COLLEEN D. DUFFY, J.P., WILLIAM G. FORD, DEBORAH A. DOWLING, JANICE A. TAYLOR, JJ.
DECISION & ORDER Appeal by the defendant from an order of the Supreme Court, Suffolk County (Chris Ann Kelly, J.), dated May 18, 2021, which, after a hearing, designated the defendant a level three sex offender pursuant to Correction Law article 6–C.
ORDERED that the order is affirmed, without costs or disbursements.

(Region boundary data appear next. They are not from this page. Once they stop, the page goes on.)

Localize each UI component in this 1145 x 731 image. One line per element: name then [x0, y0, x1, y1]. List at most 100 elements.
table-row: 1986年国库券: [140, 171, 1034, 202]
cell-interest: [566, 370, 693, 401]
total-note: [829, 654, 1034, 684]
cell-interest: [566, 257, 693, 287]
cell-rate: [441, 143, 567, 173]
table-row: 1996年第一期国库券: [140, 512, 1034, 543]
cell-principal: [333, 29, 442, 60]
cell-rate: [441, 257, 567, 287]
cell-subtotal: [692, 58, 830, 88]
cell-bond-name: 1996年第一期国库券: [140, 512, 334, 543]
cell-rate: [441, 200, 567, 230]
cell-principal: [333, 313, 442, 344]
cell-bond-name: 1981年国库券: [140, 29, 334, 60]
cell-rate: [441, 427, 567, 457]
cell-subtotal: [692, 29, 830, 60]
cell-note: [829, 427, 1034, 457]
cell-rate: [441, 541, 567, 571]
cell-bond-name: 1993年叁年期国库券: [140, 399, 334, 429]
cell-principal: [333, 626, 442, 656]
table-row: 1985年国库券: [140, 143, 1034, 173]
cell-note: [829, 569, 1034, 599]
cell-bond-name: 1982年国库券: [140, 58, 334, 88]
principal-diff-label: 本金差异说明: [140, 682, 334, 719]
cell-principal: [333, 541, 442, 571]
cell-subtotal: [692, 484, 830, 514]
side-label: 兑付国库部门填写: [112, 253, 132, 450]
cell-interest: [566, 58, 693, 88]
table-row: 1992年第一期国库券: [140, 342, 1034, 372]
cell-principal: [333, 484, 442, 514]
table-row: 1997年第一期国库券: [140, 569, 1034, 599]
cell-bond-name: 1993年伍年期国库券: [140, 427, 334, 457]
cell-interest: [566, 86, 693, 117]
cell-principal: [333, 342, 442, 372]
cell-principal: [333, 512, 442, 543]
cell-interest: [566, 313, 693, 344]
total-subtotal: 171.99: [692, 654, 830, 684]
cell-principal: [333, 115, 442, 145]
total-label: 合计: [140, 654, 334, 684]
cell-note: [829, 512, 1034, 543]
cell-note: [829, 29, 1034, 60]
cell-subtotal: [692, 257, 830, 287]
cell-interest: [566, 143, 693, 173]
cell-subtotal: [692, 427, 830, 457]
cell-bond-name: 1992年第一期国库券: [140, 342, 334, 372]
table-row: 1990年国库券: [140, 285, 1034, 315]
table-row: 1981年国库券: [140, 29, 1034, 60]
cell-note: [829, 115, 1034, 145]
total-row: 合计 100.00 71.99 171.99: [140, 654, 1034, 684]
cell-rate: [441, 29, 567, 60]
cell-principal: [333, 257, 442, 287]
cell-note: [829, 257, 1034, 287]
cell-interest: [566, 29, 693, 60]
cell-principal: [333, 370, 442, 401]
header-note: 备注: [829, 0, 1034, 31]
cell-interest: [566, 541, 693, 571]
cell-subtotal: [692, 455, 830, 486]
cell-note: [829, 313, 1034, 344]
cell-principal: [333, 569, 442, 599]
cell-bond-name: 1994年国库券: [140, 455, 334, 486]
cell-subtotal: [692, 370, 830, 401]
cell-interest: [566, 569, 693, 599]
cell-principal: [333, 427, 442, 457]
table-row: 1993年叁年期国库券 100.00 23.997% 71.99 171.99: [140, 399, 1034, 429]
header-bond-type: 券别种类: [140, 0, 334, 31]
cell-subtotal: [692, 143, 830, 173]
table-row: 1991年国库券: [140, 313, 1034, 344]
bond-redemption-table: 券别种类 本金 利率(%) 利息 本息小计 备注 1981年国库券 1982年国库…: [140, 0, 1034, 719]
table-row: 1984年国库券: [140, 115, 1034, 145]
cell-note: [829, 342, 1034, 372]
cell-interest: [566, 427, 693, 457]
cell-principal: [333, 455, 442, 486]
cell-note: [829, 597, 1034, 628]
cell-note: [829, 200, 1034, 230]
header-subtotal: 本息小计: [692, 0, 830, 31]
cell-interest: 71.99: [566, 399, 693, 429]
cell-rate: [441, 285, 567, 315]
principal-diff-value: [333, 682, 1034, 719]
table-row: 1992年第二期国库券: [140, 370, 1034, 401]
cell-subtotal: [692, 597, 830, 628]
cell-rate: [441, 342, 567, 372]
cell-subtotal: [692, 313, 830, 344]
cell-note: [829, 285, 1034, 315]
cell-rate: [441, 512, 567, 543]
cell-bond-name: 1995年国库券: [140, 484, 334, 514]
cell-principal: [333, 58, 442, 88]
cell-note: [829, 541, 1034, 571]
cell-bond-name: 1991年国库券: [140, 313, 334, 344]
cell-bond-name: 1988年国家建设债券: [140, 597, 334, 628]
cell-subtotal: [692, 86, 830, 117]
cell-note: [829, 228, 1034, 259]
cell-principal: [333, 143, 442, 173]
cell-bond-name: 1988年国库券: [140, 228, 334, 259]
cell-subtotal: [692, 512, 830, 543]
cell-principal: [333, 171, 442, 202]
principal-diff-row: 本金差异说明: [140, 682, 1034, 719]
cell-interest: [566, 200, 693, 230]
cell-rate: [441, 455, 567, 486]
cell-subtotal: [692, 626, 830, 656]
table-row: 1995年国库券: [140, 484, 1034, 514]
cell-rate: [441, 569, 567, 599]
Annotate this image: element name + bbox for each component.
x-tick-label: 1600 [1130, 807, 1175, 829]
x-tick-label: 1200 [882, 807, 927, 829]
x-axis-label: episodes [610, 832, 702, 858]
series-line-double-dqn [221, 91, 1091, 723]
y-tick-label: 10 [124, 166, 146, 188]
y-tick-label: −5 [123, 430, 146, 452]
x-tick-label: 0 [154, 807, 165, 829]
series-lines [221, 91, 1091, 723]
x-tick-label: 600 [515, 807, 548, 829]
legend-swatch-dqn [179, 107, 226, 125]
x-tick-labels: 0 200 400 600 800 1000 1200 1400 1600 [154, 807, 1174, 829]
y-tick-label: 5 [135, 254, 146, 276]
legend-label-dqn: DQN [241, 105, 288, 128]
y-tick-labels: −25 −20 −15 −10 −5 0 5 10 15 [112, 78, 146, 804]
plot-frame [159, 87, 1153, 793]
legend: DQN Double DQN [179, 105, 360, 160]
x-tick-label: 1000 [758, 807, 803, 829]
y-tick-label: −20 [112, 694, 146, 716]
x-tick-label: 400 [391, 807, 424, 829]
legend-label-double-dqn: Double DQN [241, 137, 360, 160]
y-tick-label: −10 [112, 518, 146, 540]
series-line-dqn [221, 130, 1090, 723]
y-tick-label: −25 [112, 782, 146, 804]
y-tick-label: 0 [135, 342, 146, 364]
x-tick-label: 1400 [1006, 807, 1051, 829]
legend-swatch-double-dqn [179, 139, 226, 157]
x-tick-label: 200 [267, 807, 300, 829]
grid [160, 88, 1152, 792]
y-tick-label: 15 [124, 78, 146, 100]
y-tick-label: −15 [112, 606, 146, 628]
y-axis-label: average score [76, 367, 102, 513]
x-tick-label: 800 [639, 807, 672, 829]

The defendant was convicted, upon his plea of guilty, of criminal sexual act in the first degree ( Penal Law § 130.50[4] ) based upon sexual conduct that occurred when he was 42 years old with a victim who was 12 years old. After a hearing pursuant to the Sex Offender Registration Act (Correction Law art 6–C; hereinafter SORA), the Supreme Court assessed the defendant 130 points on the risk assessment instrument, as requested by the People, and designated him a level three sex offender. On appeal, the defendant challenges the assessment of points under risk factor 2 (sexual contact with victim), risk factor 9 (number and nature of prior crimes), and risk factor 11 (drug or alcohol abuse).
" ‘In establishing a defendant's risk level pursuant to SORA, the People bear the burden of establishing facts supporting the determination sought by clear and convincing evidence’ " ( People v. Bautista, 210 A.D.3d 1020, 179 N.Y.S.3d 288, quoting People v. Levy, 192 A.D.3d 928, 929, 140 N.Y.S.3d 721 ; see Correction Law § 168–n[3] ). Here, the Supreme Court properly assessed the defendant 25 points under risk factor 2. The People established by clear and convincing evidence that the defendant engaged in oral sexual conduct and anal sexual conduct with the victim through submission of the case summary prepared by the Board of Examiners of Sex Offenders (hereinafter the Board) and the defendant's written statement, in which he admitted that he inserted his penis into the victim's mouth and anus (see Penal Law §§ 130.00[2], [3] ; 130.50[4]). Furthermore, the court properly assessed the defendant 30 points under risk factor 9, for his prior conviction of sexual misconduct in violation of Penal Law § 130.20(1), which is a misdemeanor sex crime for the purposes of risk factor 9 (see Sex Offender Registration Act: Risk Assessment Guidelines and Commentary at 13 [2006]; People v. Garcia, 192 A.D.3d 833, 833–834, 139 N.Y.S.3d 858 ). The court also properly assessed the defendant 15 points under risk factor 11. The People established by clear and convincing evidence that the defendant has a history of substance abuse within the meaning of risk factor 11 through submission of the case summary prepared by the Board, which recites, among other things, that the defendant has two prior convictions for criminal possession of a controlled substance, his admission to the Department of Probation during his intake interview in connection with the underlying offense that he used alcohol and marihuana almost daily, and his scoring in the "alcoholic" range on the Michigan Alcohol Screening Test upon his incarceration for the underlying offense (see People v. Tobo, 184 A.D.3d 885, 885, 124 N.Y.S.3d 232 ; cf. People v. Daniel, 196 A.D.3d 653, 148 N.Y.S.3d 389 ).
The defendant's remaining contentions are without merit.
DUFFY, J.P., FORD, DOWLING and TAYLOR, JJ., concur.